Beaucoup de travail est déjà réalisé, grâce à l’engagement des collaborateurs de la Cnav. Seulement, nous connaissons tous les difficultés déjà existantes. Résoudre ces dernières et répondre aux objectifs de la COG n’est possible qu’avec un investissement dans la branche vieillesse. La trajectoire en moyens du présent projet de COG est globalement un maintien de l’existant en effectifs et en fonctionnement. Il ne permet pas par ailleurs un renouvellement du parc immobilier vieillissant, et donc de répondre aux enjeux de qualité d’accueil, de qualité de travail et de réduction de l’impact environnemental.

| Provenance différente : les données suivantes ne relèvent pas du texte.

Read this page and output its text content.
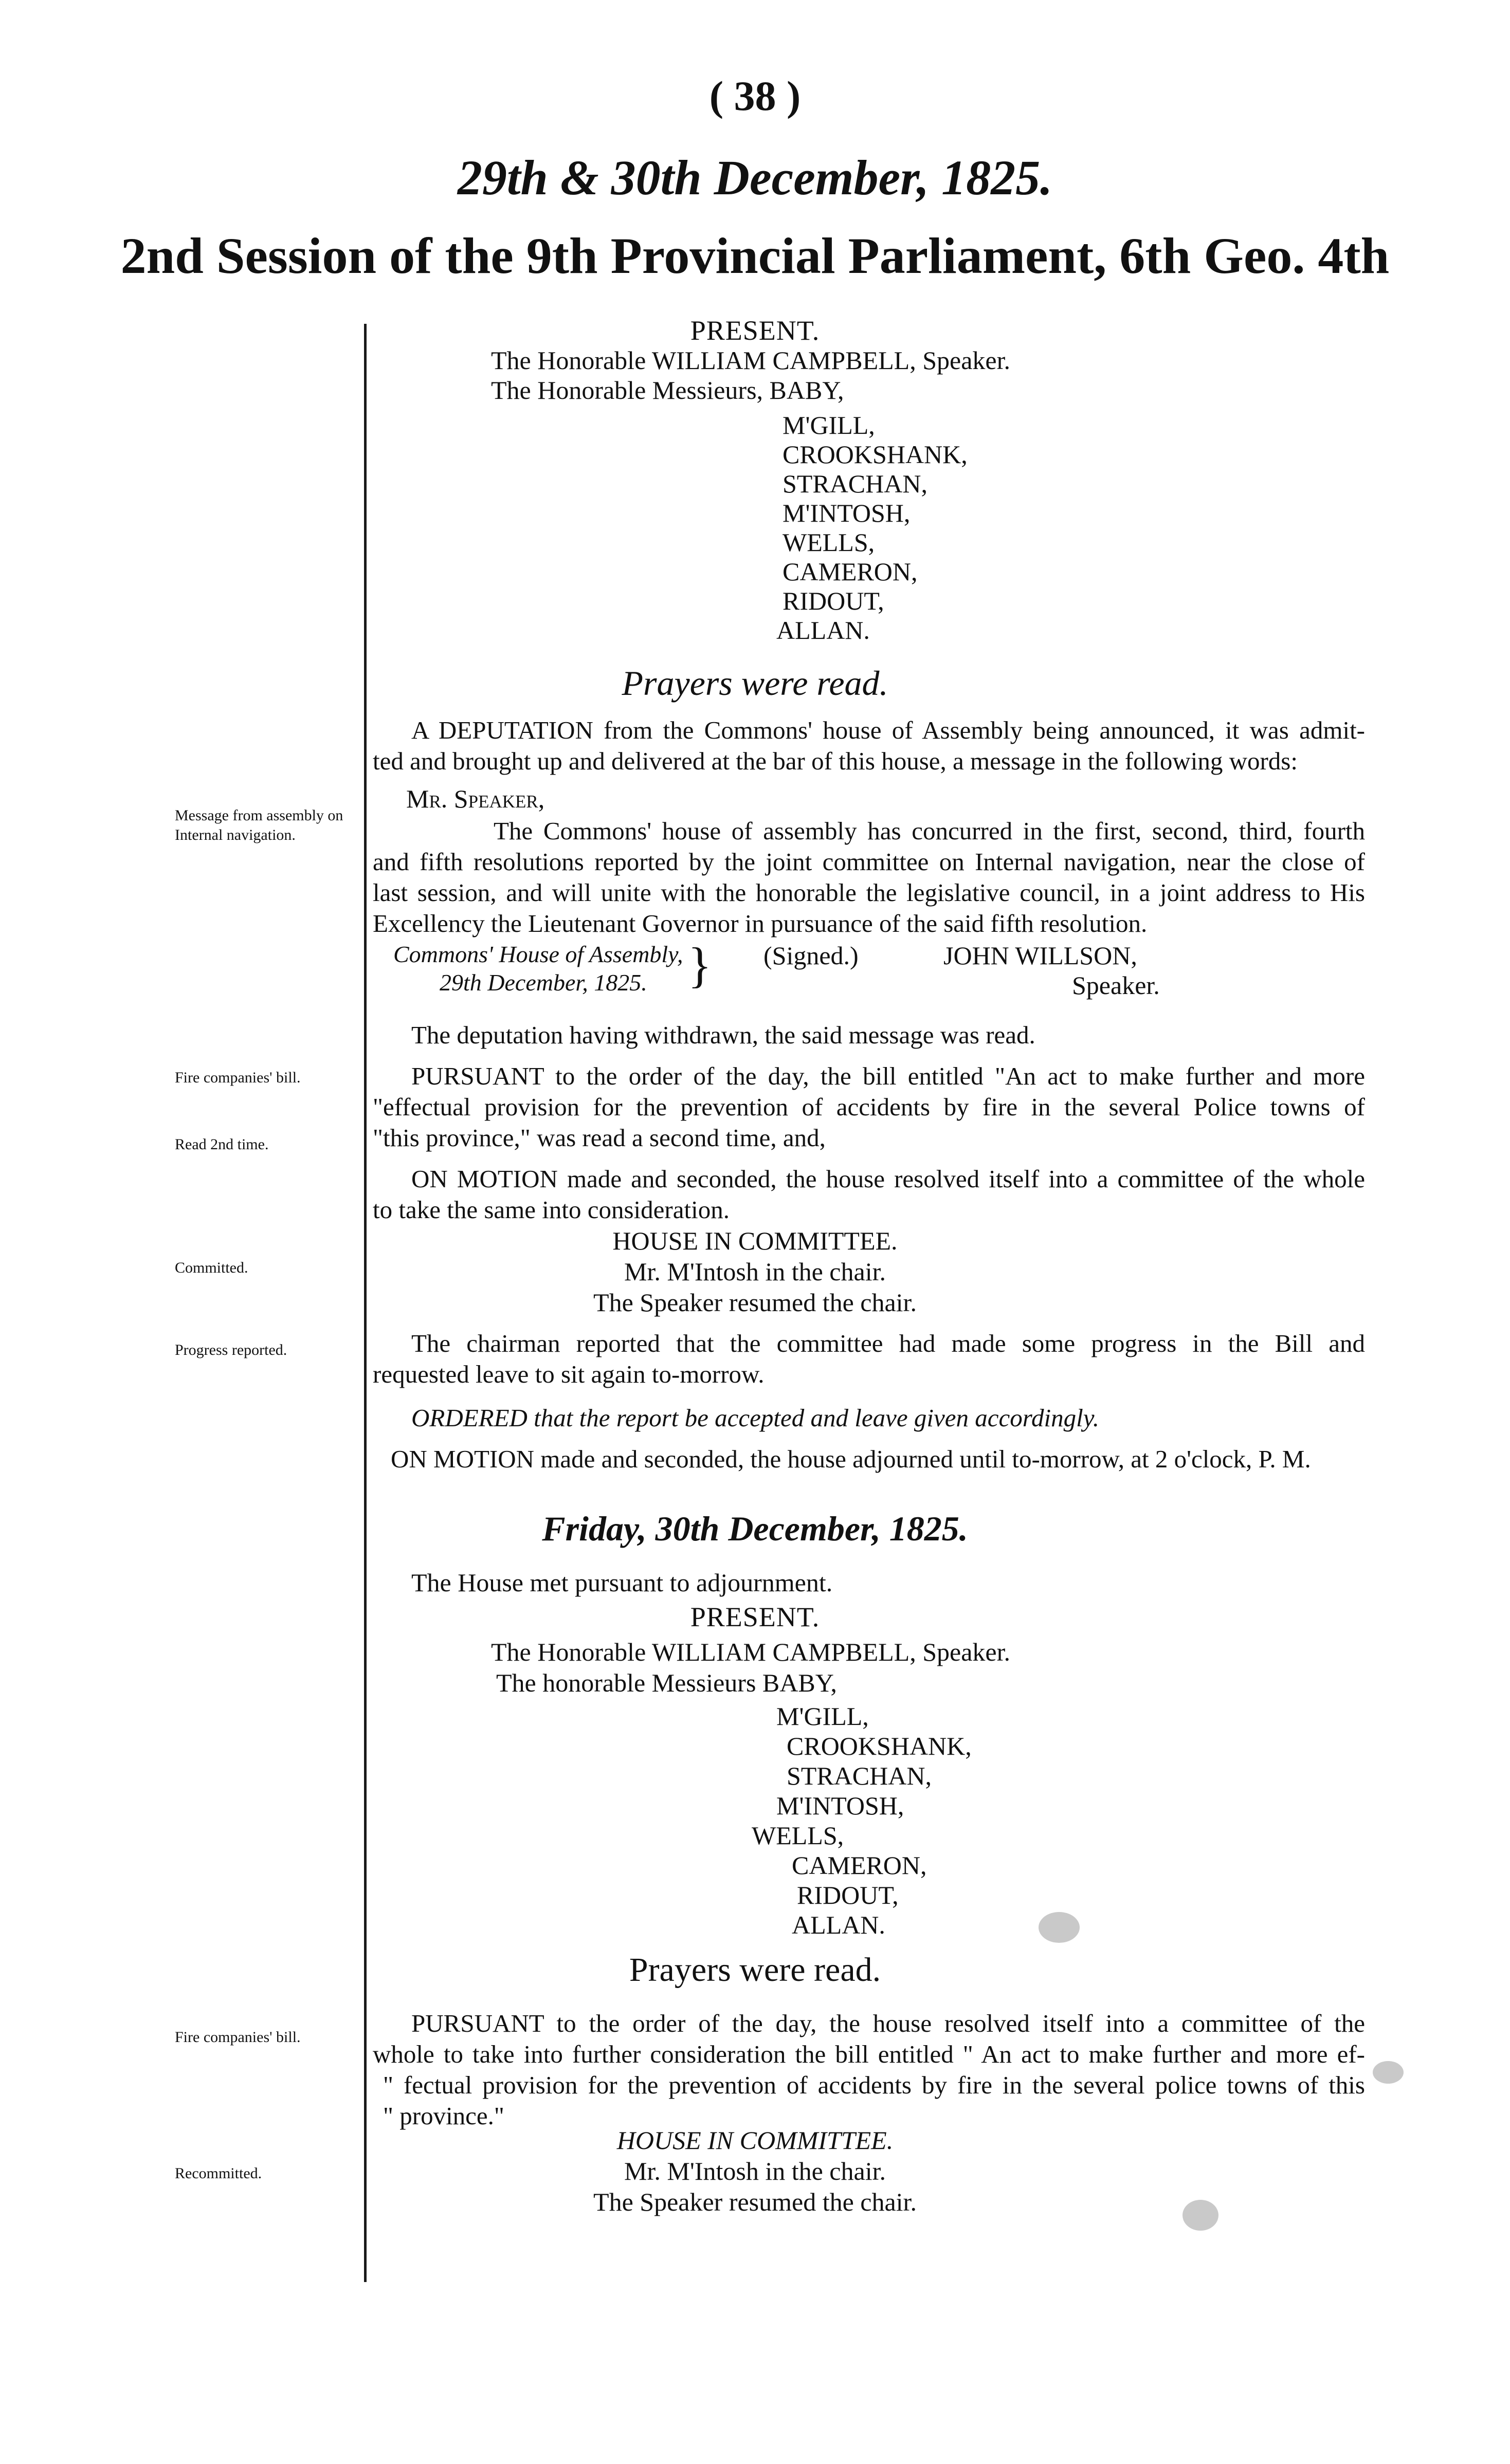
( 38 )

29th & 30th December, 1825.

2nd Session of the 9th Provincial Parliament, 6th Geo. 4th

PRESENT.

The Honorable WILLIAM CAMPBELL, Speaker.

The Honorable Messieurs, BABY,

M'GILL,

CROOKSHANK,

STRACHAN,

M'INTOSH,

WELLS,

CAMERON,

RIDOUT,

ALLAN.

Prayers were read.

A DEPUTATION from the Commons' house of Assembly being announced, it was admit-

ted and brought up and delivered at the bar of this house, a message in the following words:

Mr. Speaker,

Message from assembly on Internal navigation.	The Commons' house of assembly has concurred in the first, second, third, fourth

and fifth resolutions reported by the joint committee on Internal navigation, near the close of

last session, and will unite with the honorable the legislative council, in a joint address to His

Excellency the Lieutenant Governor in pursuance of the said fifth resolution.

Commons' House of Assembly,

29th December, 1825. } (Signed.)	JOHN WILLSON,

Speaker.

The deputation having withdrawn, the said message was read.

Fire companies' bill.

Read 2nd time.

PURSUANT to the order of the day, the bill entitled "An act to make further and more

"effectual provision for the prevention of accidents by fire in the several Police towns of

"this province," was read a second time, and,

ON MOTION made and seconded, the house resolved itself into a committee of the whole

to take the same into consideration.

Committed.

HOUSE IN COMMITTEE.

Mr. M'Intosh in the chair.

The Speaker resumed the chair.

Progress reported.	The chairman reported that the committee had made some progress in the Bill and

requested leave to sit again to-morrow.

ORDERED that the report be accepted and leave given accordingly.

ON MOTION made and seconded, the house adjourned until to-morrow, at 2 o'clock, P. M.

Friday, 30th December, 1825.

The House met pursuant to adjournment.

PRESENT.

The Honorable WILLIAM CAMPBELL, Speaker.

The honorable Messieurs BABY,

M'GILL,

CROOKSHANK,

STRACHAN,

M'INTOSH,

WELLS,

CAMERON,

RIDOUT,

ALLAN.

Prayers were read.

Fire companies' bill.	PURSUANT to the order of the day, the house resolved itself into a committee of the

whole to take into further consideration the bill entitled " An act to make further and more ef-

" fectual provision for the prevention of accidents by fire in the several police towns of this

" province."

Recommitted.

HOUSE IN COMMITTEE.

Mr. M'Intosh in the chair.

The Speaker resumed the chair.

Il y a 4 ans, lors de notre vote d’abstention sur la COG, nous avions évoqué les difficultés structurelles de la Branche à atteindre ses objectifs, confrontée à une politique de réduction des effectifs et des moyens inadaptée aux futurs enjeux à relever. Aujourd’hui, nos interrogations demeurent sur la capacité de la branche et de ses forces vives, à savoir ses plus de 13000 collaborateurs en CDI, sans dégrader encore un peu plus les conditions de travail et le service public rendu qui en découle, et qui est attendu par nos concitoyens.

En raison du hiatus persistant entre l’ambition des objectifs et l’insuffisance des moyens, La CFDT se prononcera défavorablement sur ce projet de Convention d’Objectifs et de Gestion entre la Branche Retraite et les Ministères de Tutelle pour la période 2023/2027.